Filme, Orte, Themen: „Das Sommerküno“ in Prag
Prag ist eine Stadt mit langer Kinotradition. Eher selten schaffen es heute jedoch Filme in deutscher Sprache auf die Leinwand. Das Goethe-Institut, das Österreichische Kulturforum und die Schweizer Botschaft in Tschechien organisieren deshalb seit vielen Jahren in der Ferienzeit eine Filmreihe mit deutschsprachigen Produktionen. Sie knüpft an „Das Filmfest“ im Herbst an. Gezeigt werden Klassiker, aber auch neuere Filme. In diesem Jahr findet bereits die zehnte Auflage von „Das Sommerküno“ statt. Seit Juni werden in drei Kinos in Prag spannende Filme gezeigt. Das Programm läuft aber noch bis Ende der Ferien weiter.

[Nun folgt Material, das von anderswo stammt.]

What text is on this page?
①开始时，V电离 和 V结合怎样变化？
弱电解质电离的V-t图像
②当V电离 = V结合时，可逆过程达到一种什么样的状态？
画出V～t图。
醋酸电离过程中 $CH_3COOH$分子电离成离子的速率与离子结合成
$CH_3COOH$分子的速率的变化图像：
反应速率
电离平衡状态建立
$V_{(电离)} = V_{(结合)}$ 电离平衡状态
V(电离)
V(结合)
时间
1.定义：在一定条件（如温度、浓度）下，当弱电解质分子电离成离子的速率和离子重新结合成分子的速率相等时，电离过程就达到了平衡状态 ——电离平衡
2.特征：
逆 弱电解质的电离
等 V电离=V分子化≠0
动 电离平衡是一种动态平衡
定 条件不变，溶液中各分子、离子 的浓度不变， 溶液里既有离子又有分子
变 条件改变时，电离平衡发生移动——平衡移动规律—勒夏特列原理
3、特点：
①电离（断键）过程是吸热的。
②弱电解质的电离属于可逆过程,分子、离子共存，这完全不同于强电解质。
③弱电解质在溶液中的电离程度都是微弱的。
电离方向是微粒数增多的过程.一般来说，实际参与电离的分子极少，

Karolína Bukovská und Sebastian Halbauer vom Österreichischen Kulturforum gehören zu den Organisatoren des Festivals. Die Motivation zu dem Gemeinschaftsprojekt beschreibt Halbauer so:
„Das Österreichische Kulturforum, die Schweizer Botschaft und das Goethe-Institut haben zusammen an der Konzeption für ‚Das Filmfest‘ gearbeitet. Vor zehn Jahren wurde dann die Entscheidung getroffen, auch ein Sommerecho des Festivals zu machen. Sich als deutschsprachige Kulturinstitutionen zusammenzutun und somit auch auf ein größeres Publikum hinzuzugehen, ist die einzig richtige Entscheidung.“
„Das Sommerküno“ schreibt sich mit einem „ü“ anstatt einem „i“ im Wort Kino. Laut Karolína Bukovská ist das ein Wortspiel, das mittlerweile zur visuellen Identität des Festivals gehöre. Es spiele auf einen klassischen Aussprachefehler an, denn die deutschen Umlaute seien für Menschen aus Tschechien eine große Herausforderung. Aus dem „ü“ wird häufig ein gesprochenes „i“. Im Wort „Küno“ wurde dieser Fehler einfach umgedreht.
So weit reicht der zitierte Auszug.